How to Add RO-Crate Metadata
Store provenance information about simulation input/output data using
Research Object Crates (RO-Crate). Torc lets you attach
JSON-LD metadata entities to a workflow and export them as a valid ro-crate-metadata.json
document.
Automatic Entity Generation
The easiest way to add RO-Crate metadata is to enable automatic generation. Set
enable_ro_crate: true in your workflow specification:
name: my_workflow
user: researcher
enable_ro_crate: true
files:
- name: input_data
path: data/input.csv # Must exist on disk when workflow is created
- name: output_data
path: data/output.csv # Will be created by the job
jobs:
- name: process
command: python process.py
input_files: [input_data]
output_files: [output_data]
Torc automatically detects input vs output files by checking if each file exists on disk when the workflow is created. Files that exist get their modification time recorded.

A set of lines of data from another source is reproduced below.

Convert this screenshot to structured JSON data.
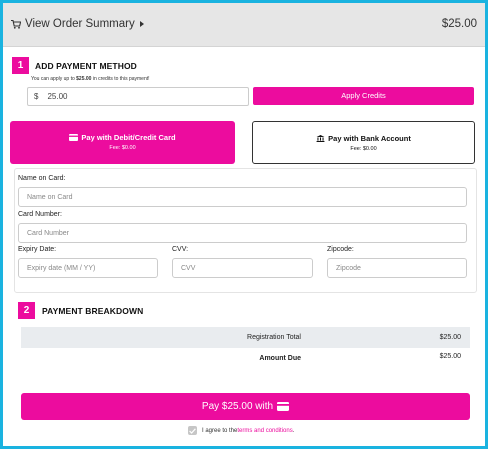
{
  "summary": {
    "label": "View Order Summary",
    "total": "$25.00"
  },
  "step1": {
    "number": "1",
    "title": "ADD PAYMENT METHOD",
    "credits_note_prefix": "You can apply up to ",
    "credits_note_amount": "$25.00",
    "credits_note_suffix": " in credits to this payment!",
    "currency_symbol": "$",
    "credit_value": "25.00",
    "apply_label": "Apply Credits"
  },
  "payment_tabs": [
    {
      "label": "Pay with Debit/Credit Card",
      "fee": "Fee: $0.00",
      "icon": "credit-card-icon",
      "active": true
    },
    {
      "label": "Pay with Bank Account",
      "fee": "Fee: $0.00",
      "icon": "bank-icon",
      "active": false
    }
  ],
  "card_form": {
    "name_label": "Name on Card:",
    "name_placeholder": "Name on Card",
    "number_label": "Card Number:",
    "number_placeholder": "Card Number",
    "expiry_label": "Expiry Date:",
    "expiry_placeholder": "Expiry date (MM / YY)",
    "cvv_label": "CVV:",
    "cvv_placeholder": "CVV",
    "zip_label": "Zipcode:",
    "zip_placeholder": "Zipcode"
  },
  "step2": {
    "number": "2",
    "title": "PAYMENT BREAKDOWN",
    "rows": [
      {
        "label": "Registration Total",
        "value": "$25.00"
      },
      {
        "label": "Amount Due",
        "value": "$25.00"
      }
    ]
  },
  "pay_button": {
    "label": "Pay $25.00 with",
    "icon": "credit-card-icon"
  },
  "terms": {
    "prefix": "I agree to the ",
    "link": "terms and conditions",
    "suffix": ".",
    "checked": true
  },
  "colors": {
    "accent": "#ec0c9e",
    "frame": "#1ab3e0",
    "summary_bg": "#e6e6e6"
  }
}
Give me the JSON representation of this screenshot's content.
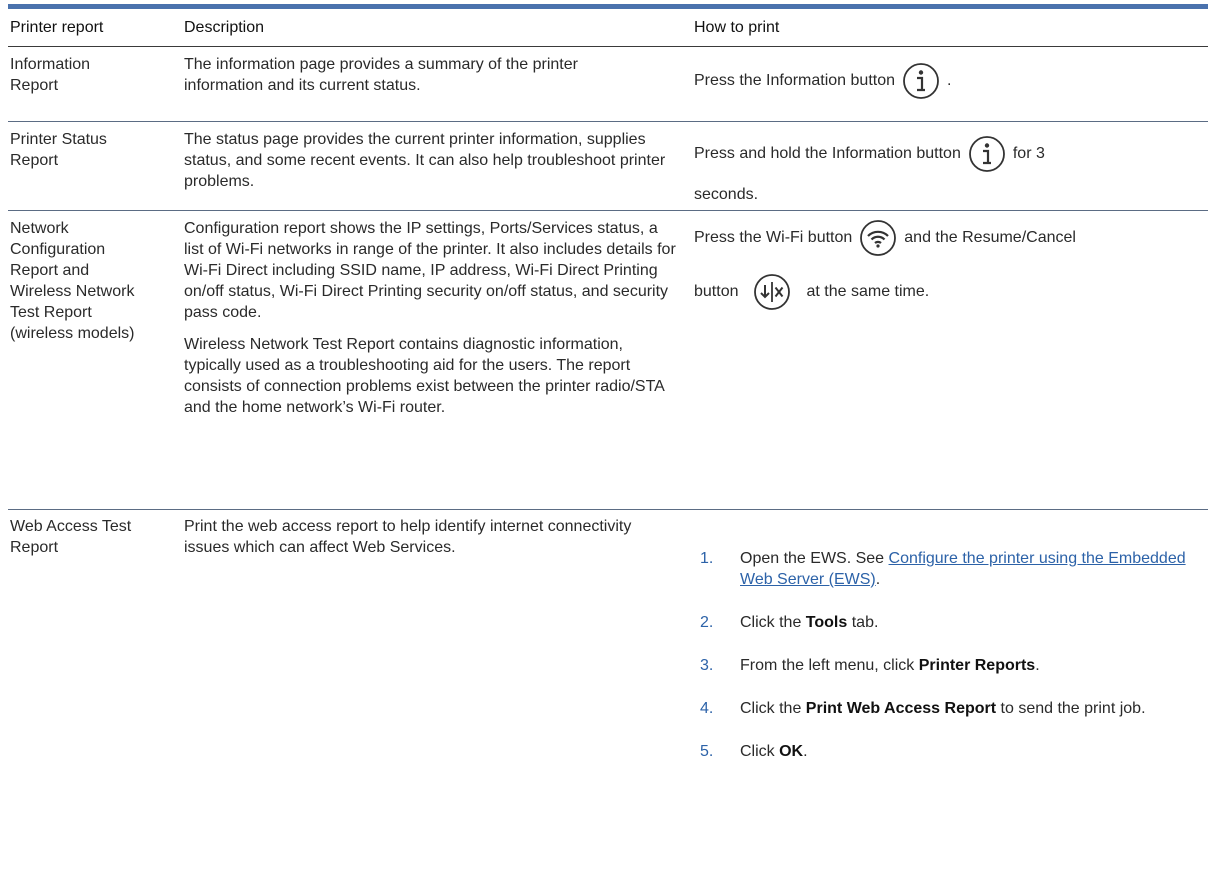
{
  "columns": [
    "Printer report",
    "Description",
    "How to print"
  ],
  "rows": {
    "info": {
      "report": "Information Report",
      "description": "The information page provides a summary of the printer information and its current status.",
      "how_before": "Press the Information button",
      "how_after": ".",
      "icon": "information-icon"
    },
    "status": {
      "report": "Printer Status Report",
      "description": "The status page provides the current printer information, supplies status, and some recent events. It can also help troubleshoot printer problems.",
      "how_before": "Press and hold the Information button",
      "how_after": "for 3",
      "how_line2": "seconds.",
      "icon": "information-icon"
    },
    "network": {
      "report": "Network Configuration Report and Wireless Network Test Report (wireless models)",
      "description_1": "Configuration report shows the IP settings, Ports/Services status, a list of Wi-Fi networks in range of the printer. It also includes details for Wi-Fi Direct including SSID name, IP address, Wi-Fi Direct Printing on/off status, Wi-Fi Direct Printing security on/off status, and security pass code.",
      "description_2": "Wireless Network Test Report contains diagnostic information, typically used as a troubleshooting aid for the users. The report consists of connection problems exist between the printer radio/STA and the home network’s Wi-Fi router.",
      "how_l1_before": "Press the Wi-Fi button",
      "how_l1_after": "and the Resume/Cancel",
      "how_l2_before": "button",
      "how_l2_after": "at the same time.",
      "icons": [
        "wifi-icon",
        "resume-cancel-icon"
      ]
    },
    "web": {
      "report": "Web Access Test Report",
      "description": "Print the web access report to help identify internet connectivity issues which can affect Web Services.",
      "steps": [
        {
          "num": "1.",
          "pre": "Open the EWS. See ",
          "link": "Configure the printer using the Embedded Web Server (EWS)",
          "post": "."
        },
        {
          "num": "2.",
          "pre": "Click the ",
          "bold": "Tools",
          "post": " tab."
        },
        {
          "num": "3.",
          "pre": "From the left menu, click ",
          "bold": "Printer Reports",
          "post": "."
        },
        {
          "num": "4.",
          "pre": "Click the ",
          "bold": "Print Web Access Report",
          "post": " to send the print job."
        },
        {
          "num": "5.",
          "pre": "Click ",
          "bold": "OK",
          "post": "."
        }
      ]
    }
  },
  "colors": {
    "accent": "#4a72ad",
    "link": "#2c62a8"
  }
}
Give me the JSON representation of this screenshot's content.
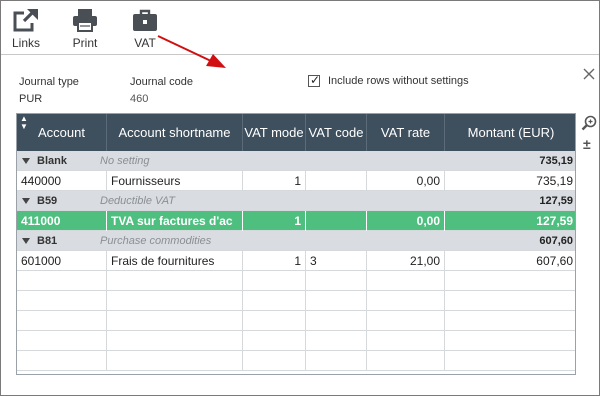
{
  "toolbar": {
    "links_label": "Links",
    "print_label": "Print",
    "vat_label": "VAT"
  },
  "header": {
    "journal_type_label": "Journal type",
    "journal_type_value": "PUR",
    "journal_code_label": "Journal code",
    "journal_code_value": "460",
    "include_rows_label": "Include rows without settings",
    "include_rows_checked": true
  },
  "grid": {
    "columns": [
      "Account",
      "Account shortname",
      "VAT mode",
      "VAT code",
      "VAT rate",
      "Montant (EUR)"
    ],
    "groups": [
      {
        "name": "Blank",
        "description": "No setting",
        "total": "735,19",
        "rows": [
          {
            "account": "440000",
            "shortname": "Fournisseurs",
            "vat_mode": "1",
            "vat_code": "",
            "vat_rate": "0,00",
            "amount": "735,19",
            "selected": false
          }
        ]
      },
      {
        "name": "B59",
        "description": "Deductible VAT",
        "total": "127,59",
        "rows": [
          {
            "account": "411000",
            "shortname": "TVA sur factures d'ac",
            "vat_mode": "1",
            "vat_code": "",
            "vat_rate": "0,00",
            "amount": "127,59",
            "selected": true
          }
        ]
      },
      {
        "name": "B81",
        "description": "Purchase commodities",
        "total": "607,60",
        "rows": [
          {
            "account": "601000",
            "shortname": "Frais de fournitures",
            "vat_mode": "1",
            "vat_code": "3",
            "vat_rate": "21,00",
            "amount": "607,60",
            "selected": false
          }
        ]
      }
    ]
  },
  "colors": {
    "header_bg": "#3e4f5d",
    "group_bg": "#d9dde1",
    "selected_bg": "#4fbf80",
    "annotation": "#d01010"
  }
}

When automatic generation is enabled:
- Input files (files that exist on disk) get File entities created during workflow initialization
- Output files get File entities with provenance (
wasGeneratedBy) created when jobs complete - Jobs get CreateAction entities linking to their output files
After running the workflow, export the metadata:
torc ro-crate export 123 -o ro-crate-metadata.json
The exported document includes complete provenance:
{
"@id": "data/output.csv",
"@type": "File",
"name": "output.csv",
"encodingFormat": "text/csv",
"wasGeneratedBy": { "@id": "#job-1-attempt-1" }
}
Manual Entity Creation
For additional metadata (external software, custom properties), use manual commands.
Quick Start
# Add an entity describing an output file
torc ro-crate create 123 \
--entity-id "data/output.parquet" \
--type File \
--metadata '{"name": "Simulation Output", "encodingFormat": "application/x-parquet"}'
# Export all entities as an RO-Crate metadata document
torc ro-crate export 123 -o ro-crate-metadata.json
Core Concepts
Each RO-Crate entity has:
| Field | Description |
|---|---|
entity_id | The JSON-LD @id (e.g., "data/output.parquet", a URL) |
type | The Schema.org @type (e.g., "File", "Dataset", "SoftwareApplication") |
metadata | A JSON string containing additional JSON-LD properties |
file_id | Optional link to a Torc file record |
Entities are stored per-workflow. The export command assembles them into a complete RO-Crate
document with the required metadata descriptor and root dataset.
Creating Entities
File entity
Describe a single output file:
torc ro-crate create 123 \
--entity-id "results/summary.csv" \
--type File \
--metadata '{"name": "Summary", "encodingFormat": "text/csv"}'
Directory entity (Hive-partitioned data)
For directories with many files (like hive-partitioned Parquet datasets), use the add-dataset
command instead of creating entities manually. This automatically computes file count, total size,
and an integrity hash:
torc ro-crate add-dataset 123 \
--name partitioned_table \
--path data/partitioned_table/ \
--hash-mode manifest \
--encoding-format "application/vnd.apache.parquet"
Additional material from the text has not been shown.